You know, one on one the way I kind of make fun of these things on the blog. That’s a good point.
I mean, I never know as a as a you know, as a media person who wants to be as reasonable as possible. I feel like Dr. Jekyll and Mr. Hyde is one half of me that wants to write the piece that’s entitled. Michael Phelps is an Idiot and cupping doesn’t work.
And then there’s another part which wants to be Michael Phelps as a hero, but he may be in slightly incorrect about this one.

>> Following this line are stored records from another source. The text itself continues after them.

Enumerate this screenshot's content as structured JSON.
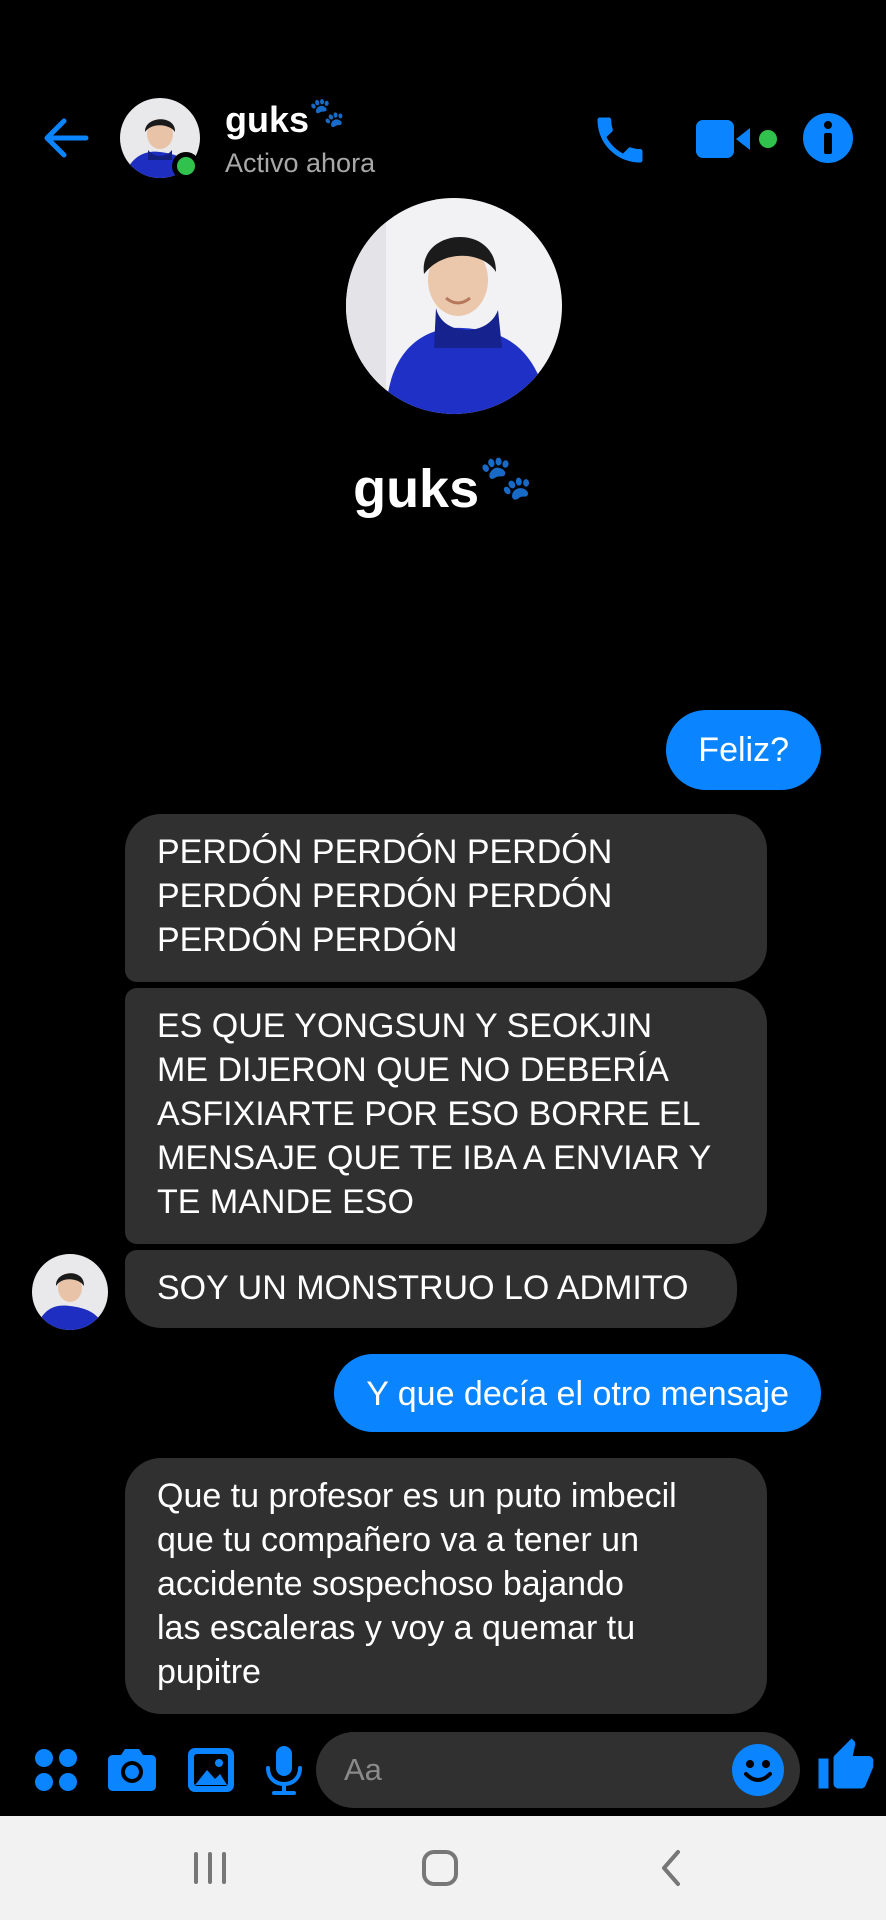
{
  "header": {
    "contact_name": "guks",
    "paw_emoji": "🐾",
    "status": "Activo ahora"
  },
  "profile": {
    "name": "guks",
    "paw_emoji": "🐾"
  },
  "messages": [
    {
      "direction": "outgoing",
      "lines": [
        "Feliz?"
      ]
    },
    {
      "direction": "incoming",
      "lines": [
        "PERDÓN PERDÓN PERDÓN",
        "PERDÓN PERDÓN PERDÓN",
        "PERDÓN PERDÓN"
      ]
    },
    {
      "direction": "incoming",
      "lines": [
        "ES QUE YONGSUN Y SEOKJIN",
        "ME DIJERON QUE NO DEBERÍA",
        "ASFIXIARTE POR ESO BORRE EL",
        "MENSAJE QUE TE IBA A ENVIAR Y",
        "TE MANDE ESO"
      ]
    },
    {
      "direction": "incoming",
      "lines": [
        "SOY UN MONSTRUO LO ADMITO"
      ]
    },
    {
      "direction": "outgoing",
      "lines": [
        "Y que decía el otro mensaje"
      ]
    },
    {
      "direction": "incoming",
      "lines": [
        "Que tu profesor es un puto imbecil",
        "que tu compañero va a tener un",
        "accidente sospechoso bajando",
        "las escaleras y voy a quemar tu",
        "pupitre"
      ]
    }
  ],
  "composer": {
    "placeholder": "Aa"
  },
  "icons": {
    "back": "arrow-left-icon",
    "call": "phone-icon",
    "video": "video-camera-icon",
    "info": "info-icon",
    "apps": "four-dots-icon",
    "camera": "camera-icon",
    "gallery": "image-icon",
    "mic": "microphone-icon",
    "emoji": "smiley-icon",
    "like": "thumbs-up-icon",
    "recents": "recent-apps-icon",
    "home": "home-icon",
    "sys_back": "chevron-left-icon"
  },
  "colors": {
    "accent": "#0b84ff",
    "active": "#31c24d",
    "incoming_bubble": "#303030",
    "background": "#000000"
  }
}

Well. Well, there’s one thing I’ve learned after doing this for about 11 years now is, you know, you’ll get crappy the way you do it. Yes. Yes. I mean, welcome to humanity when I’m when I’m too. You know, when I when I’m when I really let my full sarcasm flow. Yeah. I’ll get I’ll get these emails about how can you be so mean. You’re not you’re driving people away. But even when I do things that are less sarcastic, I’ll still get some of those. And look at Steven Novella, for instance. I like to hold him up as an example. He is like one of. He goes out of his way to be like one of the least offensive advocates for science that you can imagine. And he gets people suing him, you know.
Yeah. And also, as you dial down the stridency and become more tactful. Then you also start copping flak from the other end of people saying that you’re obfuscating and being insufficiently right.
You’re you’re defensive. And we see this in particular, you know, to take another example, outside of medicine in the whole militant Athie ism versus Ramit alienists life.
Yes, exactly. Exactly. David Goreski, thanks so much for being with us. I want to go and uncouple myself and go for a swim.
Oh, I’ll have fun. Thanks for inviting me. You got it.